The linters, as discussed in Setting up your Project, will do much of the initial styling of the code for you. However, the methods you use to code, how you choose to name your variables or what docstring structure you employ is not something linters will be able to help you with. This is where the Style Guide PEP8 comes in.

Why a Universal Style is Important
It could be that you are used to a certain method of styling because that was employed within your firm or university. My honest advice is to detach from that and use the universal styling instead as it is adopted by countless of developers. Applying this style will make collaboration with your projects a lot easier since developers will be familiar with the way your code is written in an instant. Any questions whatsoever about the style, you have the full support of the Python Enhancement Proposals (PEP). Other than that, you’d otherwise also be fighting against the styling of the linters which will make your life a lot harder.

Default Styling

Throughout this page, PEP is frequently referenced. PEP stands for Python Enhancement Proposal. A PEP is a technical design document for the Python community which describes a new feature for the language itself, its processes, or its environment. This is something developers have agreed on and therefore there is no point in reinventing the wheel for this matter.

The styles as described by PEP8 (see here) are used for general code structures. This is the default style that is adopted by countless of developers. By applying this style, the style is the same for both internal and external tooling. It is recommended to browse through the PEP8 documentation to get a better understanding of each component. Within this section, the major components are summarised.

To summarise the code lay-out, this results in the following:

  • Indentation: use 4 spaces as indentation level. This is the default in basically any code editor.
  • Maximum line length: 79 is recommended but there is room to sway from this. PEP8 suggests up to 99 characters but 122 characters is often applied as well. The 79 characters was chosen due to the resolution size of the screens. This has since then greatly improved which loosens up this suggestion.
  • Line Breaks: should follow the logic of mathematics in which the operator is in front of the variable and not behind it.
  • Blank Lines: space out functionality accordingly, top-level functions with two blank lines and methods inside a class are surrounded by one blank line. Use blank lines within functions to separate logical sections.
  • Source File Encoding: code should always use UTF-8. Next to that, code should be written in English except for specific abbreviations.
  • Import statements: are always written down separately and when a module is imported, this is specified explicitly. Thus it should not be from package import * but instead from package import module, module2.
  • Model Level Dunder Names: any dunders (e.g. __version__) should be placed before the import statements (with the exception to the __future__ import).

Naming Conventions

Naming conventions for each type of variable is as follows:

  • Classes: usesCapWords like Ratios or RatiosClass.
  • Functions: uses lowercase with a verb like get_gross_margin.
  • Variables: uses lowercase like margin or gross_margin.
  • Constants: uses uppercase like PERIOD. These variables can never change.
  • Internal Variables: uses an underscore at the start like _income_statement, this is meant for class-based systems to differentiate variables accordingly. Generally you won’t use these variables outside of the class.
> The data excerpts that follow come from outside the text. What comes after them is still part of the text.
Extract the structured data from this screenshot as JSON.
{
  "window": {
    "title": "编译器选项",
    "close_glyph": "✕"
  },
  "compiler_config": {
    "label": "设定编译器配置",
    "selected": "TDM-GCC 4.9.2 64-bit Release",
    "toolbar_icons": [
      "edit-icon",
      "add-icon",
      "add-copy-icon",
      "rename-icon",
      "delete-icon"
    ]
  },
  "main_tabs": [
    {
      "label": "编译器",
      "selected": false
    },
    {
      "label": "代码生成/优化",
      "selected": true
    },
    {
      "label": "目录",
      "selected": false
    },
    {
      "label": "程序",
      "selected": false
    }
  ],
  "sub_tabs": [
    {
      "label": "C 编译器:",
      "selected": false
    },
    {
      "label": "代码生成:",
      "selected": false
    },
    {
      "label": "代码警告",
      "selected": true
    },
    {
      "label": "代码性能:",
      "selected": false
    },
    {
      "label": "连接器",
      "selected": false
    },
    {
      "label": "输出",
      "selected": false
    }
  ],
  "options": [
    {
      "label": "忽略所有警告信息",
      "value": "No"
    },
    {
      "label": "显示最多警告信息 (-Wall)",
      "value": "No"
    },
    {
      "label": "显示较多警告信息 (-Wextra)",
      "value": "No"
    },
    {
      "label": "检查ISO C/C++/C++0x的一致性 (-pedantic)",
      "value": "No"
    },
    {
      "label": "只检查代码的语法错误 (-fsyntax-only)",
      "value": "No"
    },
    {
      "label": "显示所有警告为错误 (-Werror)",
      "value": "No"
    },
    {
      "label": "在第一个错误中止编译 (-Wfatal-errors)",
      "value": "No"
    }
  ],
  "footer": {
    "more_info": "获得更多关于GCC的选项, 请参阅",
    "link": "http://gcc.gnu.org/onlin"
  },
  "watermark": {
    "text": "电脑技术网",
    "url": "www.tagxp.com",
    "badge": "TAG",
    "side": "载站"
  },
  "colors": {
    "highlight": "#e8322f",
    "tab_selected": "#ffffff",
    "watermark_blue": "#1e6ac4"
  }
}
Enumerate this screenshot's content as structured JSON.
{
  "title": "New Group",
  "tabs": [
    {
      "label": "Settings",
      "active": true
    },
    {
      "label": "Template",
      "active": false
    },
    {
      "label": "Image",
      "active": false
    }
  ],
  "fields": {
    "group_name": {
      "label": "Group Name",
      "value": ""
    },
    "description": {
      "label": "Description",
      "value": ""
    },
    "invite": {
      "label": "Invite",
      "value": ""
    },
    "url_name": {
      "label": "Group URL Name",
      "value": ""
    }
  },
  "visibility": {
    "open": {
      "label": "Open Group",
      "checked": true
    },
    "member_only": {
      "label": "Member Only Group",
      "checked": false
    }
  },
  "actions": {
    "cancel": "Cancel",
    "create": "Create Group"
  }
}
The goal with the naming convention is to make variables recognizable from the way they are written down. This makes it possible to understand the type of variable without needing to look for the variable declaration. By definition, I will know that get_gross_margin will execute a function whereas gross_margin and PERIOD will return data.
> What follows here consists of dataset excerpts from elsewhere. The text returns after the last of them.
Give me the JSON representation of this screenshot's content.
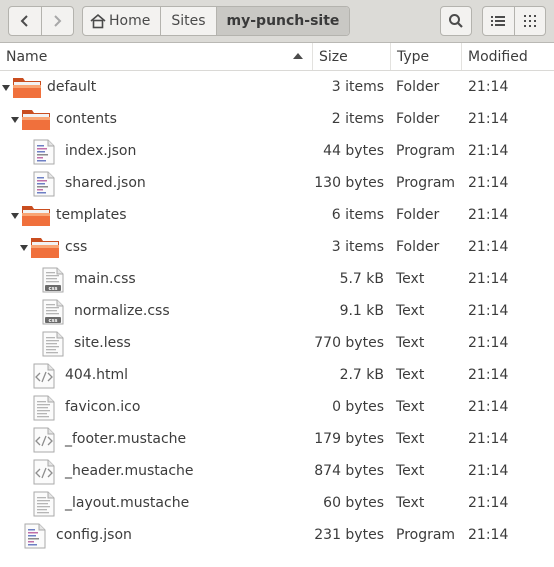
{
  "toolbar": {
    "back_icon": "go-back-icon",
    "forward_icon": "go-forward-icon",
    "search_icon": "search-icon",
    "list_view_icon": "list-view-icon",
    "grid_view_icon": "grid-view-icon"
  },
  "pathbar": {
    "home_icon": "home-icon",
    "crumbs": [
      "Home",
      "Sites",
      "my-punch-site"
    ]
  },
  "columns": {
    "name": "Name",
    "size": "Size",
    "type": "Type",
    "modified": "Modified"
  },
  "files": [
    {
      "name": "default",
      "size": "3 items",
      "type": "Folder",
      "modified": "21:14",
      "icon": "folder-icon"
    },
    {
      "name": "contents",
      "size": "2 items",
      "type": "Folder",
      "modified": "21:14",
      "icon": "folder-icon"
    },
    {
      "name": "index.json",
      "size": "44 bytes",
      "type": "Program",
      "modified": "21:14",
      "icon": "json-file-icon"
    },
    {
      "name": "shared.json",
      "size": "130 bytes",
      "type": "Program",
      "modified": "21:14",
      "icon": "json-file-icon"
    },
    {
      "name": "templates",
      "size": "6 items",
      "type": "Folder",
      "modified": "21:14",
      "icon": "folder-icon"
    },
    {
      "name": "css",
      "size": "3 items",
      "type": "Folder",
      "modified": "21:14",
      "icon": "folder-icon"
    },
    {
      "name": "main.css",
      "size": "5.7 kB",
      "type": "Text",
      "modified": "21:14",
      "icon": "css-file-icon"
    },
    {
      "name": "normalize.css",
      "size": "9.1 kB",
      "type": "Text",
      "modified": "21:14",
      "icon": "css-file-icon"
    },
    {
      "name": "site.less",
      "size": "770 bytes",
      "type": "Text",
      "modified": "21:14",
      "icon": "text-file-icon"
    },
    {
      "name": "404.html",
      "size": "2.7 kB",
      "type": "Text",
      "modified": "21:14",
      "icon": "html-file-icon"
    },
    {
      "name": "favicon.ico",
      "size": "0 bytes",
      "type": "Text",
      "modified": "21:14",
      "icon": "text-file-icon"
    },
    {
      "name": "_footer.mustache",
      "size": "179 bytes",
      "type": "Text",
      "modified": "21:14",
      "icon": "html-file-icon"
    },
    {
      "name": "_header.mustache",
      "size": "874 bytes",
      "type": "Text",
      "modified": "21:14",
      "icon": "html-file-icon"
    },
    {
      "name": "_layout.mustache",
      "size": "60 bytes",
      "type": "Text",
      "modified": "21:14",
      "icon": "text-file-icon"
    },
    {
      "name": "config.json",
      "size": "231 bytes",
      "type": "Program",
      "modified": "21:14",
      "icon": "json-file-icon"
    }
  ],
  "colors": {
    "folder_orange": "#f0703c",
    "folder_light": "#f9a574",
    "headerbar": "#dcdbd7"
  }
}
It is also important to make variables as descriptive as possible. For example, a variable should never be called df as it has little meaning. It is better to have a variable called microsoft_trailing_gross_margin than use msft_ttm_gm because the time spend reading code is 10 times higher than the amount of time code is written.

If you are working on a model together with other developers, don’t forget that they should be able to understand your code as well when you are on a holiday, sick or have left the company.

Applying Typing

All variables should contain typing on initialization. This means when you create a new variable, it should display exactly what type it could be. This is all defined in PEP 256 (see here) and PEP 484 (see here). For example:

# General definition
revenue: pd.Series = pd.Series([1, 2, 3])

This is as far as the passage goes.